Last year I joined the Collective Impact Summit after completing a Masters in Africa and International Development from the University of Edinburgh. Having lived, studied and worked abroad on and off for the previous three years gaining insights and experience regarding international development initiatives within southern and eastern Africa, I came home feeling disappointed and disheartened by the track record of the field and lost by the complexities of the issues I had faced in both my practical work and my theoretical studies. Frustrations around top-down approaches to community development initiatives; the saturation and overlap of NGO’s working in silos on similar issues within the same regions; the neglect of context-specific, place-based solutions and the proliferation of silver-bullet ideas to ‘save the world’; the privilege and power of the western voice over the strength and wisdom of community actors. It felt as though one could not take a step forward in this field, without taking two steps back.

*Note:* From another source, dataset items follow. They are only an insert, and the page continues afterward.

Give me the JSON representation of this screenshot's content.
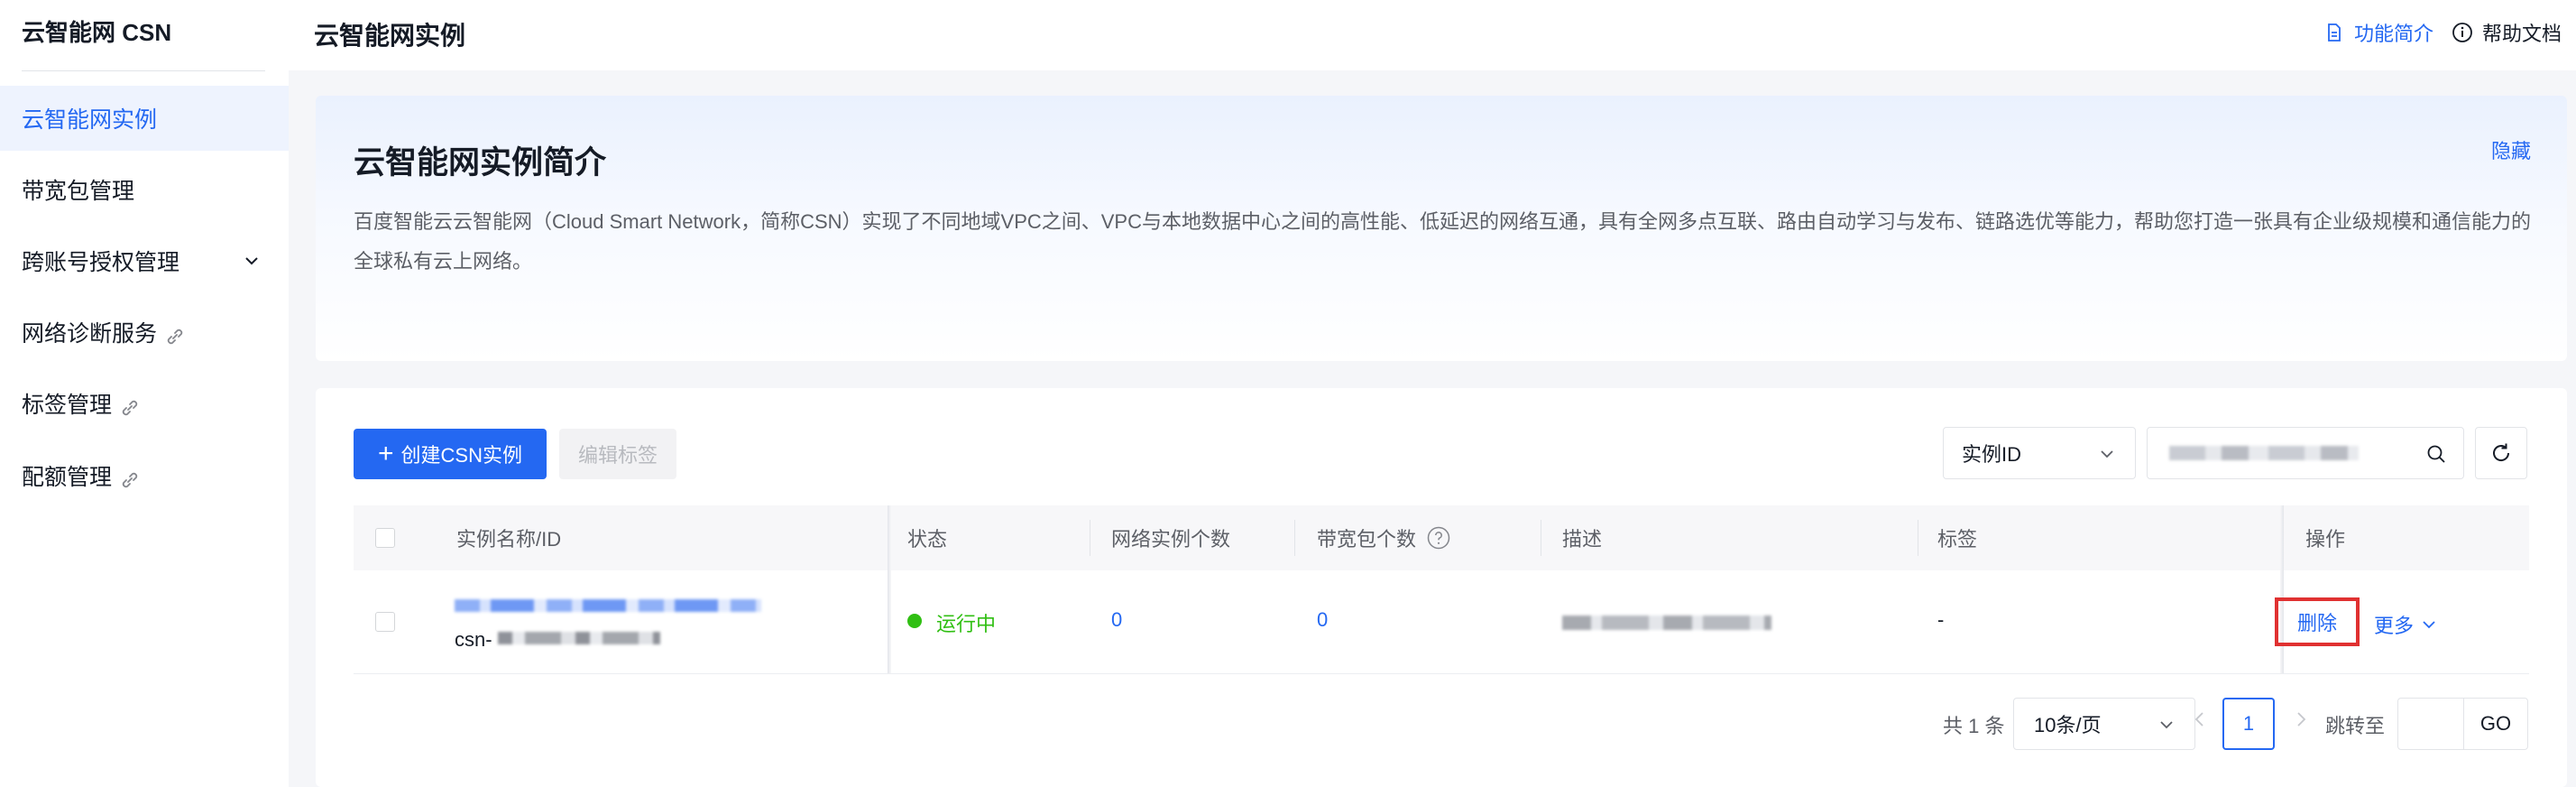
{
  "sidebar": {
    "brand": "云智能网 CSN",
    "items": [
      {
        "label": "云智能网实例",
        "active": true
      },
      {
        "label": "带宽包管理"
      },
      {
        "label": "跨账号授权管理",
        "icon": "chevron-down-icon"
      },
      {
        "label": "网络诊断服务",
        "icon": "external-link-icon"
      },
      {
        "label": "标签管理",
        "icon": "external-link-icon"
      },
      {
        "label": "配额管理",
        "icon": "external-link-icon"
      }
    ]
  },
  "header": {
    "title": "云智能网实例",
    "feature_intro": "功能简介",
    "help_docs": "帮助文档"
  },
  "intro": {
    "title": "云智能网实例简介",
    "hide": "隐藏",
    "description": "百度智能云云智能网（Cloud Smart Network，简称CSN）实现了不同地域VPC之间、VPC与本地数据中心之间的高性能、低延迟的网络互通，具有全网多点互联、路由自动学习与发布、链路选优等能力，帮助您打造一张具有企业级规模和通信能力的全球私有云上网络。"
  },
  "toolbar": {
    "create_button": "创建CSN实例",
    "edit_tags_button": "编辑标签",
    "filter_select": "实例ID"
  },
  "table": {
    "columns": [
      "实例名称/ID",
      "状态",
      "网络实例个数",
      "带宽包个数",
      "描述",
      "标签",
      "操作"
    ],
    "rows": [
      {
        "id_prefix": "csn-",
        "status": "运行中",
        "network_instances": "0",
        "bandwidth_packages": "0",
        "tags": "-",
        "action_delete": "删除",
        "action_more": "更多"
      }
    ]
  },
  "pagination": {
    "total": "共 1 条",
    "page_size": "10条/页",
    "current_page": "1",
    "jump_label": "跳转至",
    "go": "GO"
  },
  "colors": {
    "primary": "#2468f2",
    "running": "#30bf13",
    "highlight_box": "#e03131"
  }
}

And then I was introduced to Collective Impact.
Attending the Collective Impact Summit opened my eyes to a way forward that is bathed in optimism and reliant on the mantra that the whole is greater than the sum of its parts. Collective Impact embraces chaos and complexity and pays respect to the need to include everyone in the process to create change. It beckons us to lead with questions, not answers, and to ready ourselves for the ‘snap-back’ that we will no doubt face when trying to make real, long-lasting change in our communities. The Collective Impact Summit put me in a room, for five days, with people from around the country who are dedicated to looking at social issues in a whole new way – a way that finds clarity in confusion and honesty in the sometimes ugly and messy processes that are needed to truly move the needle and create change.
The Collective Impact Summit washed away my doubts, lifted my pessimism, and left me feeling more inspired than ever to dedicate myself to this work. As my much missed mentor Brenda Zimmerman shared in her presentation at last year’s Summit: “Time is too short and things are too bad for pessimism.”